Centinex - Doomsday Rituals

Centinex - Doomsday RitualsVor rund anderthalb Jahren konnten CENTINEX bei mir mit „Redeeming Filth“ einen echten Achtungserfolg landen. Ich mochte die Platte auf Anhieb und auch heute höre ich sie noch manchmal ganz gerne. Dies ist keine Selbstverständlichkeit bei einer Band, die bereits 1990 gegründet und 2006 zunächst aufgelöst wurde. Oft kommt bei einer Wiederbelebung nichts Gutes bei raus, doch CENTINEX belehrten mich mit „Redeeming Filth“ eines Besseren. Nun steht der Nachfolger „Doomsday Rituals“ in den Startlöchern, auf welchen ich mich verheißungsvoll stürzte.

Mit dem Einstieg „Flesh Passion“ beginnt das neunte Album der Schweden vielversprechend, ist es doch eine Mischung aus Einleitung und langsamen aber schwungvollen Death Metal. Es fällt umgehend die sehr klare, druckvolle und gitarrenbetonte Klangproduktion auf, die Gesang und Saiteninstrumente in den Mittelpunkt stellt. Im nachfolgenden „From Intact To Broken“ wird das Tempo etwas angezogen und CENTINEX spielen mittelschnell, treibend und betont schwungvoll auf. Doch dann passiert nicht mehr viel.
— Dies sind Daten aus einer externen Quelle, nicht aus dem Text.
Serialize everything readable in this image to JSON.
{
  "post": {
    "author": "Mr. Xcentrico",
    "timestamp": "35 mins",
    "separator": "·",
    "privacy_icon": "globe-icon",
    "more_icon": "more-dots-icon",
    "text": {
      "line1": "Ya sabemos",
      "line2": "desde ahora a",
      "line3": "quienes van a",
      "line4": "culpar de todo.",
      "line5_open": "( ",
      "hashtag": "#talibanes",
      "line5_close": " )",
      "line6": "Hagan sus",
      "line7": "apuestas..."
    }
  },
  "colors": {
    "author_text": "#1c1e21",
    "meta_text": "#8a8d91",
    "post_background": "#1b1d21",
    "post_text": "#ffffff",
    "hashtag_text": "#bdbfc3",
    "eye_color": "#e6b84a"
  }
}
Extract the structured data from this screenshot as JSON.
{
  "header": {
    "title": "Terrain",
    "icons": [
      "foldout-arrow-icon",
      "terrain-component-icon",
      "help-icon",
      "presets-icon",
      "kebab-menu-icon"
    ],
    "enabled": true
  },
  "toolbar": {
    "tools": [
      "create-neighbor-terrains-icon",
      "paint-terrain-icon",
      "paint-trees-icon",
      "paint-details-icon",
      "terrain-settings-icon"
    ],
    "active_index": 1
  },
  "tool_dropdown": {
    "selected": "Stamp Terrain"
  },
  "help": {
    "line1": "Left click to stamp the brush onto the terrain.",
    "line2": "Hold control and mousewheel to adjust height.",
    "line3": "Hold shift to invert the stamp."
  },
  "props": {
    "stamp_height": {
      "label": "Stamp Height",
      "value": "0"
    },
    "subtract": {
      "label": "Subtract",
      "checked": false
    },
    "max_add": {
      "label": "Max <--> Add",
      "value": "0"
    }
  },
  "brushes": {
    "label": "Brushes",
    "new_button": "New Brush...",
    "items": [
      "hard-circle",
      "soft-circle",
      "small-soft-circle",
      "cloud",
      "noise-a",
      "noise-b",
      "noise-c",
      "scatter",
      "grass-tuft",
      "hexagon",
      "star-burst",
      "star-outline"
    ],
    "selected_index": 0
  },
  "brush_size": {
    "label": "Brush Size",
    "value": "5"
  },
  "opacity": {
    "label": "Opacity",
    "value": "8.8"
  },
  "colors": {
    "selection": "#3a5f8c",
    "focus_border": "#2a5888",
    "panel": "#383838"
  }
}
„Doomsday Rituals“ besteht überwiegend aus walzenden Riffwänden mit ordentlich Schwung und dem tollen Gesang von Alexander Högbom. Seine stimmliche Intensität gefiel mir schon vor anderthalb Jahren so gut, und auch jetzt elektrisiert mich sein Gesang. Allerdings klappt es diesmal musikalisch weniger gut. CENTINEX bleiben weitgehend mittelschnell oder langsam. Wirklich hohes Tempo gibt es kaum, was ich als sehr schade erachte. Somit fehlen mir im behäbig wirkenden Treiben die Spannungspunkte welche mich motivieren könnten weiter zu hören. „Doomsday Rituals“ ist handwerklich einwandfrei gemachter Death Metal, daran besteht kein Zweifel. CENTINEX verschmelzen Florida Death Metal mit ihrer schwedischen Bürde.

Centinex (Band)
© Eva Lammi

Für meinen persönlichen Geschmack fehlt es an Tempo, die Lieder ähneln einander stilistisch und atmosphärisch zu sehr. Doch dann kommt da an neunter Stelle, kurz vor Schluss, das Lied „Sentenced To Suffer“ um die Ecke. Es ist ein schnelles, packendes und durchrüttelndes Lied. Genau das, wonach ich mich die ganze Zeit über hoffnungsvoll sehnte. Weshalb CENTINEX gegenüber „Redeeming Filth“ das Tempo drosselten, vermag ich nicht zu sagen, doch es muss eine explizite Entscheidung gewesen sein, wie „Sentenced To Suffer“ beweist. Nun waren CENTINEX noch nie dafür bekannt, überaus schnell und aggressiv in Erscheinung zu treten, doch etwas mehr Geschwindigkeit und rhythmische Dynamik hätten mir mehr Spaß bereitet. Schlecht ist „Doomsday Rituals“ nicht, solide allemal, aber leider auch etwas ernüchternd.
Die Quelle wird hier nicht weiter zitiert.